Whanau/family meetings in the paediatric intensive care unit: content, process, and family satisfaction : a thesis presented in fulfilment of the requirements for the degree of Master of Philosophy, Social Work, Massey University, Auckland, New Zealand.
Family Meetings occur frequently in the Paediatric Intensive Care Unit (PICU) yet little data existed to guide clinicians in the conduct of these meetings. The medical team is required to deliver complex medical information and navigate complex decision-making with a traumatised family during a meeting. The objectives of this study were to describe the content and process of 15 whanau/family meetings in the PICU, identify family meeting characteristics and patient and family attributes that influence family satisfaction and recommend guidelines for health professionals working in the PICU.

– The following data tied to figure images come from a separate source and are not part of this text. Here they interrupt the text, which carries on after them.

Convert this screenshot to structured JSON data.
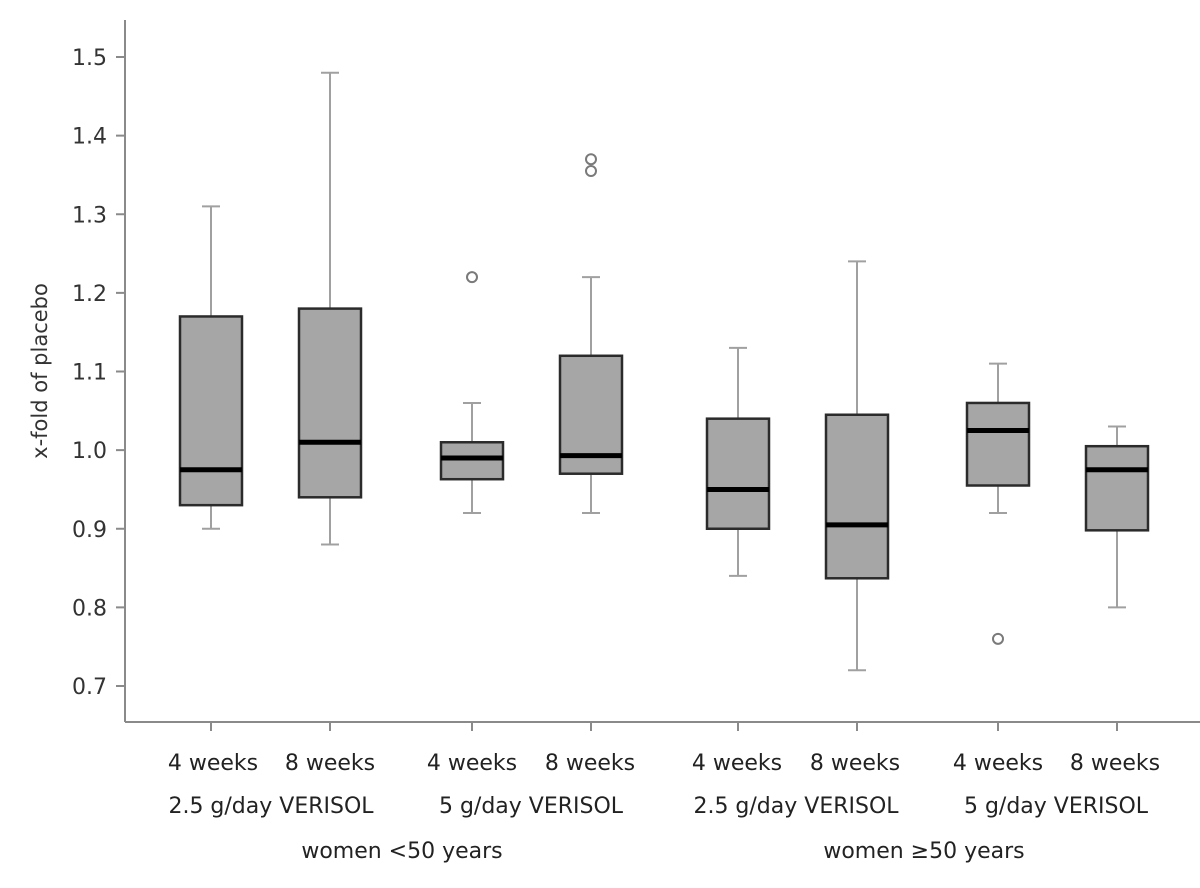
{
  "chart_data": {
    "type": "box",
    "ylabel": "x-fold of placebo",
    "ylim": [
      0.65,
      1.55
    ],
    "yticks": [
      "0.7",
      "0.8",
      "0.9",
      "1.0",
      "1.1",
      "1.2",
      "1.3",
      "1.4",
      "1.5"
    ],
    "ytick_values": [
      0.7,
      0.8,
      0.9,
      1.0,
      1.1,
      1.2,
      1.3,
      1.4,
      1.5
    ],
    "categories": [
      {
        "time": "4 weeks",
        "dose_group": "2.5 g/day VERISOL",
        "age_group": "women <50 years",
        "whisker_low": 0.9,
        "q1": 0.93,
        "median": 0.975,
        "q3": 1.17,
        "whisker_high": 1.31,
        "outliers": []
      },
      {
        "time": "8 weeks",
        "dose_group": "2.5 g/day VERISOL",
        "age_group": "women <50 years",
        "whisker_low": 0.88,
        "q1": 0.94,
        "median": 1.01,
        "q3": 1.18,
        "whisker_high": 1.48,
        "outliers": []
      },
      {
        "time": "4 weeks",
        "dose_group": "5 g/day VERISOL",
        "age_group": "women <50 years",
        "whisker_low": 0.92,
        "q1": 0.963,
        "median": 0.99,
        "q3": 1.01,
        "whisker_high": 1.06,
        "outliers": [
          1.22
        ]
      },
      {
        "time": "8 weeks",
        "dose_group": "5 g/day VERISOL",
        "age_group": "women <50 years",
        "whisker_low": 0.92,
        "q1": 0.97,
        "median": 0.993,
        "q3": 1.12,
        "whisker_high": 1.22,
        "outliers": [
          1.355,
          1.37
        ]
      },
      {
        "time": "4 weeks",
        "dose_group": "2.5 g/day VERISOL",
        "age_group": "women ≥50 years",
        "whisker_low": 0.84,
        "q1": 0.9,
        "median": 0.95,
        "q3": 1.04,
        "whisker_high": 1.13,
        "outliers": []
      },
      {
        "time": "8 weeks",
        "dose_group": "2.5 g/day VERISOL",
        "age_group": "women ≥50 years",
        "whisker_low": 0.72,
        "q1": 0.837,
        "median": 0.905,
        "q3": 1.045,
        "whisker_high": 1.24,
        "outliers": []
      },
      {
        "time": "4 weeks",
        "dose_group": "5 g/day VERISOL",
        "age_group": "women ≥50 years",
        "whisker_low": 0.92,
        "q1": 0.955,
        "median": 1.025,
        "q3": 1.06,
        "whisker_high": 1.11,
        "outliers": [
          0.76
        ]
      },
      {
        "time": "8 weeks",
        "dose_group": "5 g/day VERISOL",
        "age_group": "women ≥50 years",
        "whisker_low": 0.8,
        "q1": 0.898,
        "median": 0.975,
        "q3": 1.005,
        "whisker_high": 1.03,
        "outliers": []
      }
    ],
    "time_labels": [
      "4 weeks",
      "8 weeks",
      "4 weeks",
      "8 weeks",
      "4 weeks",
      "8 weeks",
      "4 weeks",
      "8 weeks"
    ],
    "dose_labels": [
      "2.5 g/day VERISOL",
      "5 g/day VERISOL",
      "2.5 g/day VERISOL",
      "5 g/day VERISOL"
    ],
    "age_labels": [
      "women <50 years",
      "women ≥50 years"
    ],
    "colors": {
      "box_fill": "#a6a6a6",
      "box_edge": "#2b2b2b",
      "median": "#000000",
      "whisker": "#a0a0a0",
      "outlier": "#7a7a7a"
    }
  }
}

The study was conducted in a PICU in a university-affiliated children’s hospital in New Zealand (NZ). The process and content of 15 family meetings were analysed using a coding framework previously developed through a qualitative study of family meetings in the adult intensive care unit (Curtis, 2002a). A questionnaire providing a quantitative assessment of family satisfaction drawn from the same study was administered to 30 family members. Demographic data for the study were collected from the patient’s hospital record and these were combined with data relating to the meeting recording and transcript to identify family meeting characteristics and attributes that might influence family satisfaction.
The content and process of family meetings in the PICU were described using a framework detailing 28 codes from the six domains: introductions, informational exchange, discussions of the future, decisions, discussions about death and dying, and closings. A comparison of family meeting characteristics and patient and family attributes revealed that longer meetings (40 minutes plus) were associated with lower family satisfaction and should therefore prompt clinicians to consider whether there are unresolved conflicts, difficulties or misunderstandings between the medical team and the family. Recommendations are proposed to guide health professionals in family meetings in the PICU.
This is the first study to record and code the content of family meetings in the PICU. The findings from this study will assist clinicians in their meetings with families. The description of the family meeting content will also provide a foundation for future communication training and research in the health environment.